Prabowo kemudian menanyakan salah satu wartawan dan wartawan itu menjawab dari CNN Indonesia. Ketua Umum Partai Gerindra ini langsung mendamprat dengan menyebut CNN menulis Reuni 212 hanya dihadiri 30.000 jemaah. Akan tetapi wartawan itu menyangkalnya karena saat itu berada di lokasi.

“Ya tapi redaksi kamu bilang tidak ada orang di situ, hanya berapa puluh ribu. Itu kan tidak objektif, tidak boleh dong.
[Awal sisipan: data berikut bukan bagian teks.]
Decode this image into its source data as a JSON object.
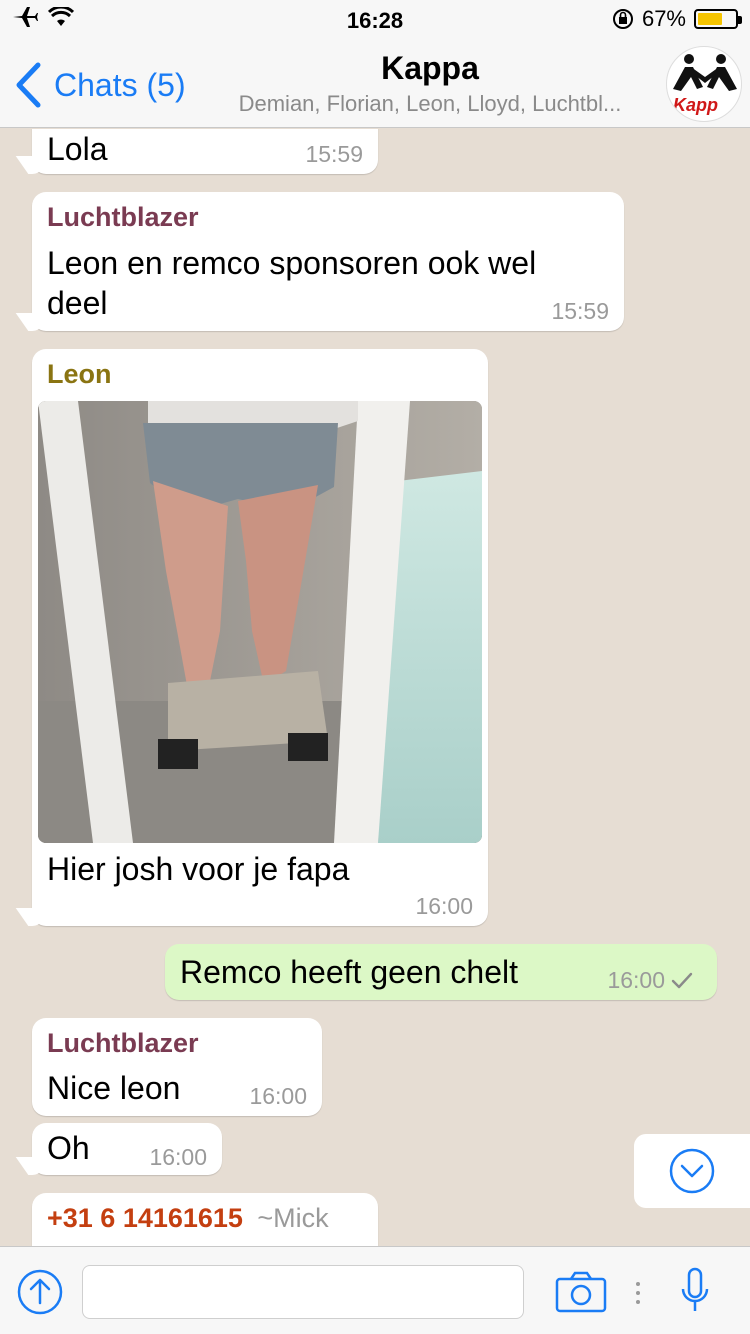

Kebebasan pers, journalism itu harus objektif memberi tahu apa adanya,” ucap Prabowo.

Menurutnya tidak baik jika media massa tidak mengabarkan peristiwa yang bohong karena bisa ditinggal rakyat. “Saya sudah tidak mau kasih keterangan kepada media yang tidak jelas karena tidak akan disiarkan juga,” jelasnya.

Prabowo kesal dengan alasan banyak media yang menulis Reuni 212 di Monas hanya dihadiri belasan hingga ratusan ribu orang. Prabowo mengklaim jumlah peserta Reuni 212 berjumlah belasan juta karena kawasan tersebut sangat padat.

Sementara itu, kata Prabowo, beberapa koran pada keesokan harinya tidak menjadikan acara tersebut sebagai berita di halaman utama dan memilih isu lain. “Hei kalian yang tidak mau tulis belasan juta, kalian tidak berhak dapat predikat jurnalis lagi. Boleh anda ke sini dan ke sana, tapi saya tidak akui anda sebagai jurnalis,” ungkapnya.